The program, Comprehensive Safety Analysis 2010, CSA for short - drives truck and bus companies, drivers, and others engaged in commercial vehicle improvements to raise the bar on Compliance, Safety and Accountability. It is built on 3 components - system, process, rule.

Through CSA, and the sharper set of tools it offers, we expect to prevent many roadway tragedies from happening in the first place.

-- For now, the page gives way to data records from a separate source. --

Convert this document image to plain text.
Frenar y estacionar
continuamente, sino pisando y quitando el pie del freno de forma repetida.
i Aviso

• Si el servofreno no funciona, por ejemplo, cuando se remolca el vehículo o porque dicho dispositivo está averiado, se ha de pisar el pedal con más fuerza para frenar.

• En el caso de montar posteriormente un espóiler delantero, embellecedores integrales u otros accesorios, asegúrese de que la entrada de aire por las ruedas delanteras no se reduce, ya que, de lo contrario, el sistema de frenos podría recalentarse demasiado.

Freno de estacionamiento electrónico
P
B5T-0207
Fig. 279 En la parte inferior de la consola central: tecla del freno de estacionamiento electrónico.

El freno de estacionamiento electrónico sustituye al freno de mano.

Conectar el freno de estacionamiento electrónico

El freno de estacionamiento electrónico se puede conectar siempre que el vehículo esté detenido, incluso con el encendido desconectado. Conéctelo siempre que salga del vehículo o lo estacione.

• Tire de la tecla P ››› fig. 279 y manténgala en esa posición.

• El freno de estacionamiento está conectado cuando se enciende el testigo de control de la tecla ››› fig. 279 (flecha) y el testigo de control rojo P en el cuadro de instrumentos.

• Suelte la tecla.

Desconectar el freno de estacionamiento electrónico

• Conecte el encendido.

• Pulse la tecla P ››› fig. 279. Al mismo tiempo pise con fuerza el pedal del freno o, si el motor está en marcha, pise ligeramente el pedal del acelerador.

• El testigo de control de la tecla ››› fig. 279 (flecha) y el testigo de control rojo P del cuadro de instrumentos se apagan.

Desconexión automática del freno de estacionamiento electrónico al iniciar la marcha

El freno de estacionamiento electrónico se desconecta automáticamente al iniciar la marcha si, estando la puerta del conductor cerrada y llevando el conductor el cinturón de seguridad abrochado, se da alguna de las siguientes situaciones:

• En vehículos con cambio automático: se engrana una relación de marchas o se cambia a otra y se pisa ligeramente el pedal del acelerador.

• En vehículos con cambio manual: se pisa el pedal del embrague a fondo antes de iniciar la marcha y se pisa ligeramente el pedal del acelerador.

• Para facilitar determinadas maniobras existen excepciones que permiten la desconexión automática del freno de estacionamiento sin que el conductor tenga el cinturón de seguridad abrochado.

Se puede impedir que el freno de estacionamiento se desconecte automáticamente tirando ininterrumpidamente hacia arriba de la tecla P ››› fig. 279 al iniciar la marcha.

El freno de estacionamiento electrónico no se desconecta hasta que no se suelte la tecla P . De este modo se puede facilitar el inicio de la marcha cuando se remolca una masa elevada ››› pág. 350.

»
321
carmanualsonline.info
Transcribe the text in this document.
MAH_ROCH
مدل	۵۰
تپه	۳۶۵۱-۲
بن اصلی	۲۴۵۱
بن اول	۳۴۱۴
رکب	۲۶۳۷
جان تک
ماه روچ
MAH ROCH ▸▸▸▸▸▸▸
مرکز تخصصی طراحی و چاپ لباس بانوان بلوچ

We know that to achieve a truly safety-oriented culture, safer drivers, safer vehicles, and a safer infrastructure, it comes down to the combination of the many E's of highway safety you've discussed here: effective laws and regulations, education of highway users, enforcement using highly visible and high tech methods, an EMS system that's second to none, and E for empowering citizen engagement in moving families, friends, neighbors and colleagues collectively toward zero deaths - they'll care about getting to 0 deaths because YOU care about it.

Conclusion

In closing, thank you again for this outstanding forum on how to win the race to Zero Deaths. Some of the best minds and best ideas have converged here. As Vern said this morning, we will be judged not by the goals and action items we put on paper, but by the actions we take and -- bottom line -- the results of those actions when we leave here.

The teamwork, unified strategies and unwavering commitment begun here must carry on. On behalf of Secretary LaHood and my USDOT colleagues, I want you to know... we are energized and committed to our partnership with you to bring our nation swiftly and surely toward zero deaths on our highways.